Na Espanha, as autoridades policiais desmantelaram uma ampla rede criminosa que lavava milhões de euros, utilizando mulheres ucranianas que fugiram da guerra. Como resultado de uma operação internacional, 12 membros do grupo foram detidos, e foram identificadas pelo menos 55 vítimas.
A investigação durou cerca de dois anos e contou com a participação de autoridades da Espanha, da Ucrânia e da agência policial da União Europeia, a Europol.
Durante a operação, as autoridades realizaram buscas na Espanha e na Ucrânia, apreendendo uma grande quantidade de telefones, computadores, cartões SIM, dinheiro e criptomoedas. Além disso, em 11 países do mundo, foram identificadas e bloqueadas 153 contas bancárias que poderiam estar ligadas a essa rede criminosa.

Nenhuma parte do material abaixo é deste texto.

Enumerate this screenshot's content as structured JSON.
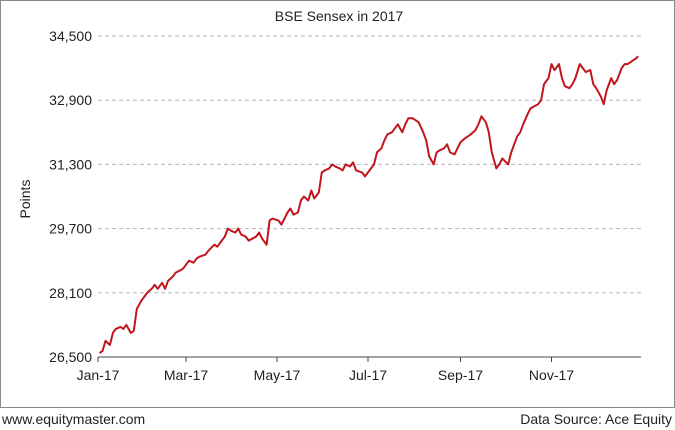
{
  "footer": {
    "site": "www.equitymaster.com",
    "source": "Data Source: Ace Equity"
  },
  "chart_data": {
    "type": "line",
    "title": "BSE Sensex in 2017",
    "xlabel": "",
    "ylabel": "Points",
    "ylim": [
      26500,
      34500
    ],
    "yticks": [
      26500,
      28100,
      29700,
      31300,
      32900,
      34500
    ],
    "ytick_labels": [
      "26,500",
      "28,100",
      "29,700",
      "31,300",
      "32,900",
      "34,500"
    ],
    "xlim": [
      "2017-01-01",
      "2017-12-31"
    ],
    "xticks": [
      "2017-01-01",
      "2017-03-01",
      "2017-05-01",
      "2017-07-01",
      "2017-09-01",
      "2017-11-01"
    ],
    "xtick_labels": [
      "Jan-17",
      "Mar-17",
      "May-17",
      "Jul-17",
      "Sep-17",
      "Nov-17"
    ],
    "grid": true,
    "line_color": "#c0161d",
    "series": [
      {
        "x": [
          "2017-01-02",
          "2017-01-04",
          "2017-01-06",
          "2017-01-09",
          "2017-01-11",
          "2017-01-13",
          "2017-01-16",
          "2017-01-18",
          "2017-01-20",
          "2017-01-23",
          "2017-01-25",
          "2017-01-27",
          "2017-01-30",
          "2017-02-01",
          "2017-02-03",
          "2017-02-06",
          "2017-02-08",
          "2017-02-10",
          "2017-02-13",
          "2017-02-15",
          "2017-02-17",
          "2017-02-20",
          "2017-02-22",
          "2017-02-27",
          "2017-03-01",
          "2017-03-03",
          "2017-03-06",
          "2017-03-08",
          "2017-03-10",
          "2017-03-14",
          "2017-03-16",
          "2017-03-20",
          "2017-03-22",
          "2017-03-24",
          "2017-03-27",
          "2017-03-29",
          "2017-03-31",
          "2017-04-03",
          "2017-04-05",
          "2017-04-07",
          "2017-04-10",
          "2017-04-12",
          "2017-04-17",
          "2017-04-19",
          "2017-04-21",
          "2017-04-24",
          "2017-04-26",
          "2017-04-28",
          "2017-05-02",
          "2017-05-04",
          "2017-05-08",
          "2017-05-10",
          "2017-05-12",
          "2017-05-15",
          "2017-05-17",
          "2017-05-19",
          "2017-05-22",
          "2017-05-24",
          "2017-05-26",
          "2017-05-29",
          "2017-05-31",
          "2017-06-02",
          "2017-06-05",
          "2017-06-07",
          "2017-06-09",
          "2017-06-12",
          "2017-06-14",
          "2017-06-16",
          "2017-06-19",
          "2017-06-21",
          "2017-06-23",
          "2017-06-27",
          "2017-06-29",
          "2017-07-03",
          "2017-07-05",
          "2017-07-07",
          "2017-07-10",
          "2017-07-12",
          "2017-07-14",
          "2017-07-17",
          "2017-07-19",
          "2017-07-21",
          "2017-07-24",
          "2017-07-26",
          "2017-07-28",
          "2017-07-31",
          "2017-08-02",
          "2017-08-04",
          "2017-08-07",
          "2017-08-09",
          "2017-08-11",
          "2017-08-14",
          "2017-08-16",
          "2017-08-18",
          "2017-08-21",
          "2017-08-23",
          "2017-08-25",
          "2017-08-28",
          "2017-08-30",
          "2017-09-01",
          "2017-09-04",
          "2017-09-06",
          "2017-09-08",
          "2017-09-11",
          "2017-09-13",
          "2017-09-15",
          "2017-09-18",
          "2017-09-20",
          "2017-09-22",
          "2017-09-25",
          "2017-09-27",
          "2017-09-29",
          "2017-10-03",
          "2017-10-05",
          "2017-10-09",
          "2017-10-11",
          "2017-10-13",
          "2017-10-16",
          "2017-10-18",
          "2017-10-23",
          "2017-10-25",
          "2017-10-27",
          "2017-10-30",
          "2017-11-01",
          "2017-11-03",
          "2017-11-06",
          "2017-11-08",
          "2017-11-10",
          "2017-11-13",
          "2017-11-15",
          "2017-11-17",
          "2017-11-20",
          "2017-11-22",
          "2017-11-24",
          "2017-11-27",
          "2017-11-29",
          "2017-12-01",
          "2017-12-04",
          "2017-12-06",
          "2017-12-08",
          "2017-12-11",
          "2017-12-13",
          "2017-12-15",
          "2017-12-18",
          "2017-12-20",
          "2017-12-22",
          "2017-12-26",
          "2017-12-28",
          "2017-12-29"
        ],
        "y": [
          26600,
          26650,
          26900,
          26800,
          27100,
          27200,
          27250,
          27200,
          27300,
          27100,
          27150,
          27700,
          27900,
          28000,
          28100,
          28200,
          28300,
          28200,
          28350,
          28200,
          28400,
          28500,
          28600,
          28700,
          28800,
          28900,
          28850,
          28950,
          29000,
          29050,
          29150,
          29300,
          29250,
          29350,
          29500,
          29700,
          29650,
          29600,
          29700,
          29550,
          29500,
          29400,
          29500,
          29600,
          29450,
          29300,
          29900,
          29950,
          29900,
          29800,
          30100,
          30200,
          30050,
          30100,
          30400,
          30500,
          30400,
          30650,
          30450,
          30600,
          31100,
          31150,
          31200,
          31300,
          31250,
          31200,
          31150,
          31300,
          31250,
          31350,
          31150,
          31100,
          31000,
          31200,
          31300,
          31600,
          31700,
          31900,
          32050,
          32100,
          32200,
          32300,
          32100,
          32300,
          32450,
          32450,
          32400,
          32350,
          32100,
          31900,
          31500,
          31300,
          31600,
          31650,
          31700,
          31800,
          31600,
          31550,
          31700,
          31850,
          31950,
          32000,
          32050,
          32150,
          32300,
          32500,
          32350,
          32100,
          31600,
          31200,
          31300,
          31450,
          31300,
          31600,
          32000,
          32100,
          32300,
          32550,
          32700,
          32800,
          32900,
          33300,
          33450,
          33800,
          33650,
          33800,
          33450,
          33250,
          33200,
          33300,
          33450,
          33800,
          33700,
          33600,
          33650,
          33300,
          33200,
          33000,
          32800,
          33150,
          33450,
          33300,
          33400,
          33700,
          33800,
          33800,
          33900,
          33950,
          34000
        ]
      }
    ]
  }
}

Segundo a investigação, os criminosos procuravam especificamente mulheres ucranianas que se encontravam em situações de vida difíceis e provenientes de regiões afetadas pela guerra. As mulheres eram transportadas para a Espanha e ajudadas a obter o status de proteção temporária. Posteriormente, abriam-se em seu nome contas bancárias, contas em corretoras de criptomoedas e carteiras digitais para Bitcoin, Ethereum ou Tether. Isso permitia aos criminosos criar uma rede de contas não diretamente ligadas aos organizadores, para que, posteriormente, essas contas fossem utilizadas em operações financeiras destinadas à lavagem de dinheiro obtido por meios ilícitos.
Os investigadores destacam: a organização criminosa, na verdade, explorava as refugiadas, utilizando seus documentos e contas bancárias como instrumento para legalizar milhões de euros de rendimentos criminosos, e o esquema não era complexo e funcionava por meio de plataformas online de jogos de azar. O esquema funcionava apenas porque, devido ao grande número de contas, era difícil rastrear o movimento dos fundos.
Os criminosos solicitavam cartões de crédito e os vinculavam a contas de jogos, após o que iniciavam apostas automatizadas por meio de um software especial. Dessa forma, o dinheiro obtido de forma criminosa era “revolvido” pelo sistema de apostas e retornava como se fosse um lucro supostamente legal.
Conforme observam os especialistas em segurança cibernética e os criminalistas que conduziram a reconstituição desse crime: em esquemas semelhantes, a criptomoeda (na maioria das vezes Bitcoin, Ethereum ou as stablecoins Tether) poderia ser utilizada como instrumento para “lavagem de dinheiro e (ou) ocultação de sua origem”. Assim, para não levantar suspeitas dos bancos, os valores eram divididos em parcelas menores ou os recursos eram rapidamente convertidos em criptomoedas por meio de exchanges e de trocas P2P. Além de tudo isso, as participantes do esquema podiam sacar dinheiro, confirmar contas (KYC) e realizar transferências conforme instruções.
Apesar de as diferentes jurisdições terem dificultado significativamente a coordenação do trabalho policial, todos os fluxos financeiros suspeitos, padrões de transações idênticos e ligações entre contas foram identificados e documentados. Assim como o fato de que as vítimas eram obrigadas não apenas a abrir contas bancárias, mas também a repassar os subsídios do governo que recebiam como refugiadas.